All I had was a QR code to a web page to download “Lotus Lantern”: Lotus Lantern web page screenshot

It looked a little sketchier than I really wanted to use, so I pointed ChatGPT (mind you, this is just chatgpt.com, I’m not using any harness, just the website) at the website and asked it to build a controller app: chatgpt screenshot showing initial build

I didn’t try out this Python web app project; I was specifically asking for an iPhone app, so I asked:

chatgpt screenshot showing iPhone app rebuild

In less than five minutes, I had a working prototype that connected to the lights and let me control them without installing the vendor app. iPhone app controlling the nightstand LED strip

There’s a big gap between “this works on my phone” and “this is a polished app I’d ship.” It needs a real UI, better error handling, proper device discovery, fewer debug logs, and some actual thought around edge cases.
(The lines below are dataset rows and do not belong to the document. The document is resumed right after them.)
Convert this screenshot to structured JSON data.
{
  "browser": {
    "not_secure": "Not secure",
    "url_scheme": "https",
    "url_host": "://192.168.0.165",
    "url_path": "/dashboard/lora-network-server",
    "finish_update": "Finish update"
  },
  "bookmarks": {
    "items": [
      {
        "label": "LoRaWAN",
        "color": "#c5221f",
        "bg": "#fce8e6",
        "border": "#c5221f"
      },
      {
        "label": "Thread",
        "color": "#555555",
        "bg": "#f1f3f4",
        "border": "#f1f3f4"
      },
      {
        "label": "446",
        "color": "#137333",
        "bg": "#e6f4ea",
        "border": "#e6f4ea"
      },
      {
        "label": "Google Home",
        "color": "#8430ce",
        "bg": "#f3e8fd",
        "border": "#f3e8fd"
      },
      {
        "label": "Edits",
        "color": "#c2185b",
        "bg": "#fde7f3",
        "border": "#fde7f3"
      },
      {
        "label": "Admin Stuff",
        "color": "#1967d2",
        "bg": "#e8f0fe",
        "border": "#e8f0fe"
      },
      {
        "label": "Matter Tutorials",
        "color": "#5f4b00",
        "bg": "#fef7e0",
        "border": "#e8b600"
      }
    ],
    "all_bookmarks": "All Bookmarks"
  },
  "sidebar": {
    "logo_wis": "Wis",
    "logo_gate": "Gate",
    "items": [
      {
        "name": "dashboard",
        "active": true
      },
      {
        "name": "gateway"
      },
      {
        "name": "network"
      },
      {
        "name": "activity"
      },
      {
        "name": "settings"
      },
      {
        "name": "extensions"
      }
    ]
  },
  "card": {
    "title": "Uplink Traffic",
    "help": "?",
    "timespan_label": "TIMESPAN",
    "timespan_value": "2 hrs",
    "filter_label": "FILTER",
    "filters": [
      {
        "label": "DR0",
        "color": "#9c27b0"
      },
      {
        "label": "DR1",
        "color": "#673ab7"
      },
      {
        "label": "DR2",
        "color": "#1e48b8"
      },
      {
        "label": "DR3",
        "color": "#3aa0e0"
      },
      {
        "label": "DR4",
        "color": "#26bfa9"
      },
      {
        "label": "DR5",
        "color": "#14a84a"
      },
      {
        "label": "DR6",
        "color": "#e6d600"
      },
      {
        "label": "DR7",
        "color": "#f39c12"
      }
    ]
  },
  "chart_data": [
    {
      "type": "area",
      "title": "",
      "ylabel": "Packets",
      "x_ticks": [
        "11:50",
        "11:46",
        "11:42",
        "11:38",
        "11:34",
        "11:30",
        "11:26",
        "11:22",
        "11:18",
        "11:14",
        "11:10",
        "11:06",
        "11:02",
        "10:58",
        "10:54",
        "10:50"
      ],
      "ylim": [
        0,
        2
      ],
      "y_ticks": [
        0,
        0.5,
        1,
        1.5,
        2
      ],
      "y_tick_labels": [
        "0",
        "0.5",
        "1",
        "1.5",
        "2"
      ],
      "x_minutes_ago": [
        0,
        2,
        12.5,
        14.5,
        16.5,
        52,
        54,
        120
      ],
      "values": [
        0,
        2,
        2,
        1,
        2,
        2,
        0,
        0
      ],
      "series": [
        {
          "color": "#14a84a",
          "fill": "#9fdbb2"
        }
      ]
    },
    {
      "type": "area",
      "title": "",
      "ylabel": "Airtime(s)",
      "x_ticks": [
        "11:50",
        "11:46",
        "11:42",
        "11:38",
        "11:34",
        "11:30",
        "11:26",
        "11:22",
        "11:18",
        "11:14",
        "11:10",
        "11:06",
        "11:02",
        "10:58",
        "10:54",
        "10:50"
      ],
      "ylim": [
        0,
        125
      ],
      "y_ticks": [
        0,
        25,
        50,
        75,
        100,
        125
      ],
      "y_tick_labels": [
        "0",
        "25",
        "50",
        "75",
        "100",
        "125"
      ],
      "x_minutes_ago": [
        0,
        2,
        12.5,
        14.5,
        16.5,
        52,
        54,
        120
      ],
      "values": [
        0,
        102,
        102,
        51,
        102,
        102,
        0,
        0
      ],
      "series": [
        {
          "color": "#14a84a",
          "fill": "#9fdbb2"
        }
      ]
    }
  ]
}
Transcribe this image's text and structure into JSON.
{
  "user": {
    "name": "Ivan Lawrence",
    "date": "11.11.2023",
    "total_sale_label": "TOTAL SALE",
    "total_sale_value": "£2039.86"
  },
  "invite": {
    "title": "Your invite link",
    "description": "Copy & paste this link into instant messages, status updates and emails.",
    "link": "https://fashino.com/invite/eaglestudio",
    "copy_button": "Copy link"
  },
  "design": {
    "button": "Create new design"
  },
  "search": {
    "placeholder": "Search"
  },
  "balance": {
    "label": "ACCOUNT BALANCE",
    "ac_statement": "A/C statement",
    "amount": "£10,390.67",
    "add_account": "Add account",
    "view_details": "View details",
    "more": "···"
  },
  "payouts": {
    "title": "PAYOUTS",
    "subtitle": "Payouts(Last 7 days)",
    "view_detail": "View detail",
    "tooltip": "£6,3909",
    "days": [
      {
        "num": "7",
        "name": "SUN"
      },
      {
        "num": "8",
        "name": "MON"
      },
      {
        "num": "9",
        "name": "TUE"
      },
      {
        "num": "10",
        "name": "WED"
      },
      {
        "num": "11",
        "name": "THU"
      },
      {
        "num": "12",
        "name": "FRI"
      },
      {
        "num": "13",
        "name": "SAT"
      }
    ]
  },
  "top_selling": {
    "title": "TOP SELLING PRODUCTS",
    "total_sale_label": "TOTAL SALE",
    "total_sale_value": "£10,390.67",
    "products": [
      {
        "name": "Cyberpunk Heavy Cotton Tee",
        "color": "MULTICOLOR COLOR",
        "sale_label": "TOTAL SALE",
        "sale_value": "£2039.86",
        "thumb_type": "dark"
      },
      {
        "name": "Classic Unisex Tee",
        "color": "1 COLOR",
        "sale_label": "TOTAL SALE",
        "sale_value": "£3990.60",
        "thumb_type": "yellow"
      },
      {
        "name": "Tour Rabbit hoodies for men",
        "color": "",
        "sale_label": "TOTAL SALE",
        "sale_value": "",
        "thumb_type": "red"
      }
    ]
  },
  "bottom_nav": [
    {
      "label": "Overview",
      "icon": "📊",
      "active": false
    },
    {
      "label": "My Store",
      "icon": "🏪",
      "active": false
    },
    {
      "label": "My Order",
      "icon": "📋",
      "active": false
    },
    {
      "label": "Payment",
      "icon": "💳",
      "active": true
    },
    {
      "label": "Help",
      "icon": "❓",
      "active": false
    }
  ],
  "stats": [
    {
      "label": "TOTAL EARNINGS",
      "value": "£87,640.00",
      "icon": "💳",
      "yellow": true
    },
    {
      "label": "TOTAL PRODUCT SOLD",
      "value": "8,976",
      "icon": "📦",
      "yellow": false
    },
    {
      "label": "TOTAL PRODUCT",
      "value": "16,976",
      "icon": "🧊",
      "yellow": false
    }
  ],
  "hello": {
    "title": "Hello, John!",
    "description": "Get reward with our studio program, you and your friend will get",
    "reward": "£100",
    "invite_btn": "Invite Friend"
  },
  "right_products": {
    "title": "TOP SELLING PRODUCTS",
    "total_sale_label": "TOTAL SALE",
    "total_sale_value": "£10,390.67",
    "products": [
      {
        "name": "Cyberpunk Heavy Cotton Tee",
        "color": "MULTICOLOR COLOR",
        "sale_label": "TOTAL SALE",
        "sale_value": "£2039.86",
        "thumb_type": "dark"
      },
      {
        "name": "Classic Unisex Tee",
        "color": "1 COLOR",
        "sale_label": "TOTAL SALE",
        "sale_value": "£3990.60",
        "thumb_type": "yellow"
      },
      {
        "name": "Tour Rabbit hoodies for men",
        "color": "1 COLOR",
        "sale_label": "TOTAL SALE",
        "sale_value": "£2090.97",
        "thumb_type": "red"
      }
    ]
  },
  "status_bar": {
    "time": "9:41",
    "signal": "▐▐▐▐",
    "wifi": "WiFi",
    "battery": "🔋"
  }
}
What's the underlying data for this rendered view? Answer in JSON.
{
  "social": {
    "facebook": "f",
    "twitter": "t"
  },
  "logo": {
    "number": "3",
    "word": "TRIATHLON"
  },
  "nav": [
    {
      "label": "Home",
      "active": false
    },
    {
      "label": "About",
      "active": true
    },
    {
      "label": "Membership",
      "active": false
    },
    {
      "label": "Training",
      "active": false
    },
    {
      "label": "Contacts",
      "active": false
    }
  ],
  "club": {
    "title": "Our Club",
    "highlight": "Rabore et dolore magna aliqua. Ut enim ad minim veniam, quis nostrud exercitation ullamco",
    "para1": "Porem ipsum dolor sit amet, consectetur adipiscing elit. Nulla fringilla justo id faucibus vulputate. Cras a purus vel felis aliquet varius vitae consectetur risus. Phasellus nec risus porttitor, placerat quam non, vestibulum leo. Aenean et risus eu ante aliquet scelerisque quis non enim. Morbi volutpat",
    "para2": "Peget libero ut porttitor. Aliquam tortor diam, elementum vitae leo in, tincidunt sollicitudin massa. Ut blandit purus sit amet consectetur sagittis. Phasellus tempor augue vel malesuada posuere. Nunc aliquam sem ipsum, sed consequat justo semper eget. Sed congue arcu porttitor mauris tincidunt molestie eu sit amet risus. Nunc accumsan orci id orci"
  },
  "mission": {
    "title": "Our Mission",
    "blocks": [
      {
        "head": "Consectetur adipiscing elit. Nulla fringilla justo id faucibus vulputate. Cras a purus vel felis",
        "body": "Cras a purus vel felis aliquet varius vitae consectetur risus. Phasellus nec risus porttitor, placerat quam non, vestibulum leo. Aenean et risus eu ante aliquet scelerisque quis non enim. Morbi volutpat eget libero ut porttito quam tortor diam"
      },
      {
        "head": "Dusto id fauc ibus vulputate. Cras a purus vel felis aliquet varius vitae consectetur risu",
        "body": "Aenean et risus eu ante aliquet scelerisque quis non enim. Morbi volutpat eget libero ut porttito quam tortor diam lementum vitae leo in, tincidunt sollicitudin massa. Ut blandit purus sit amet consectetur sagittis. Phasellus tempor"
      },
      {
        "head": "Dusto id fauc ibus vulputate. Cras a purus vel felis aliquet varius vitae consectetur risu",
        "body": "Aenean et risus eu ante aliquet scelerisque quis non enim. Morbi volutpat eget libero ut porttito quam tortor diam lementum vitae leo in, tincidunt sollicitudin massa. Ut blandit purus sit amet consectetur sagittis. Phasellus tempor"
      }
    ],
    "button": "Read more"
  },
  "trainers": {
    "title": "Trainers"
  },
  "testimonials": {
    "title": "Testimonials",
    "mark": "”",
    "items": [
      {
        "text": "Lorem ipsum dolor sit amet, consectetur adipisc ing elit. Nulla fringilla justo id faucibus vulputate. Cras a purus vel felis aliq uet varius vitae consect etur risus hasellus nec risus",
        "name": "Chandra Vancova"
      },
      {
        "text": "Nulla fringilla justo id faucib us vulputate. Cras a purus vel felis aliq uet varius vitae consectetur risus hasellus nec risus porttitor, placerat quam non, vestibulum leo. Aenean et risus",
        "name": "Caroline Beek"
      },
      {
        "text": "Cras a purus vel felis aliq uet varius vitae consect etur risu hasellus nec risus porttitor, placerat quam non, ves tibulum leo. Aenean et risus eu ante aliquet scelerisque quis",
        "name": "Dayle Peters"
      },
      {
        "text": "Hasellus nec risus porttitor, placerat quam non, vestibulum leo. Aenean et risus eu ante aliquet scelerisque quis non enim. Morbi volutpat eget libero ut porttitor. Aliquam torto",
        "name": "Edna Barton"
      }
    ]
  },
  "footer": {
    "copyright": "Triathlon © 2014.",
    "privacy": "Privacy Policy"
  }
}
But none of that mattered yet. The first question was whether this was possible at all. Even if the answer had been “no,” it still would have been useful. I would have found out in minutes instead of after spending a weekend chasing BLE packets.

The value here wasn’t that AI replaced the engineering work. The value was that it made a meaningful experiment cheap enough to try. At least for me, this is one of the best uses of AI today: validating whether an idea is worth more time. Then, once you know there’s something there, the actual engineering still matters.